I chose to join Sussex Partnership because I had some training placements here. The supervision was fantastic and the team did a great job of helping me develop my knowledge.
I think that Sussex Partnership do things differently in terms of investing in staff and linking up with universities to provide people with training. They place a priority on training and workforce development to encourage people to stay here.
I always wanted to be a psychologist and work with children and young people; helping them make a change while they still have their whole lives ahead of them.
Once qualified, I wanted to come straight back. When I returned, the transition from trainee to qualified psychologist was fast. There was a jump in caseload and also the severity of cases, but the team were very good at mediating any anxiety I felt as a new team member. They knew exactly where I was in my development and understood where and when to support me.

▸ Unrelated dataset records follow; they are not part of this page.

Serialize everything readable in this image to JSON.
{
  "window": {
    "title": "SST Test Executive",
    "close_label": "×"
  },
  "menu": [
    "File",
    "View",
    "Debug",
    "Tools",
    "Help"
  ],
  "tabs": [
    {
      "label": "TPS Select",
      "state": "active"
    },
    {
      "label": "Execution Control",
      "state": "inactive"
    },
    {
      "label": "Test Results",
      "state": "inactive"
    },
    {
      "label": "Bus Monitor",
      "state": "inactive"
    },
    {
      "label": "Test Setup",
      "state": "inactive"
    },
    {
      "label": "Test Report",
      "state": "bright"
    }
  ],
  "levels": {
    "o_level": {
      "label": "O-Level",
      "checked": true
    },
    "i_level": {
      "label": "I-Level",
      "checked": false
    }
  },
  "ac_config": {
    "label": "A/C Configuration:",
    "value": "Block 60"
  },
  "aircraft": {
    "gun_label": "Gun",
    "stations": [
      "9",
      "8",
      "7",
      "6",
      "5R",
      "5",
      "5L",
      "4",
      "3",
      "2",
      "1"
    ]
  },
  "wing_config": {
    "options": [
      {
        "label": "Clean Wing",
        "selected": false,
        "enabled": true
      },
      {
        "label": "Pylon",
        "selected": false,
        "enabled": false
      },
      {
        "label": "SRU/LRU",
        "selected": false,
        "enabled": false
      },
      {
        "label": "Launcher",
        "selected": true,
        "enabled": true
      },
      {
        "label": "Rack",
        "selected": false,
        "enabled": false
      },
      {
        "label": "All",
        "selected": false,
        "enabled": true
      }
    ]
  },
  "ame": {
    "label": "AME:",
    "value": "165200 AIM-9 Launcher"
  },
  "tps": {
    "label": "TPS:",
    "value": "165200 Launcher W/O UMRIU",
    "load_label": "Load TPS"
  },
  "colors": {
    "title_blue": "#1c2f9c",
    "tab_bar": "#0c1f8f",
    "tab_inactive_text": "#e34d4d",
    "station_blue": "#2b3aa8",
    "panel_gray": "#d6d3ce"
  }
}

I have just begun my interpersonal psychotherapy training, which is funded by Sussex Partnership. It’s another form of evidence-based therapy and accreditation. If a client is not responding to CBT and systemic therapy, it means we can try another approach.
Our patients have complex presentations and are usually at high risk to themselves or others. They can be suffering from anxiety, depression and eating disorders. Our work is intense and challenging because of the severity of illnesses we see.
I’m part of a friendly and supportive multi-disciplinary team who always make the time to listen. I appreciate the fact that difference of opinion is genuinely respected here and differing perspectives are valued. You’re never on your own.
From empathy to action
We go beyond empathy to action. We instil hope and having hope is what makes a difference. I’m extremely proud when the whole team comes together for a complex case, when you can really see the joined-up approach working. There can be many outside factors, such as home life or school, which keep the difficulty going for a person. It’s great when we can effect change in such complex situations.
And then sometimes it’s the little wins that you feel the most: young people trusting me enough, having the confidence to tell me what’s going on in their world, small smiles from someone who is deeply depressed or someone with an eating disorder telling me they enjoyed a piece of chocolate. All chinks of light after a long battle.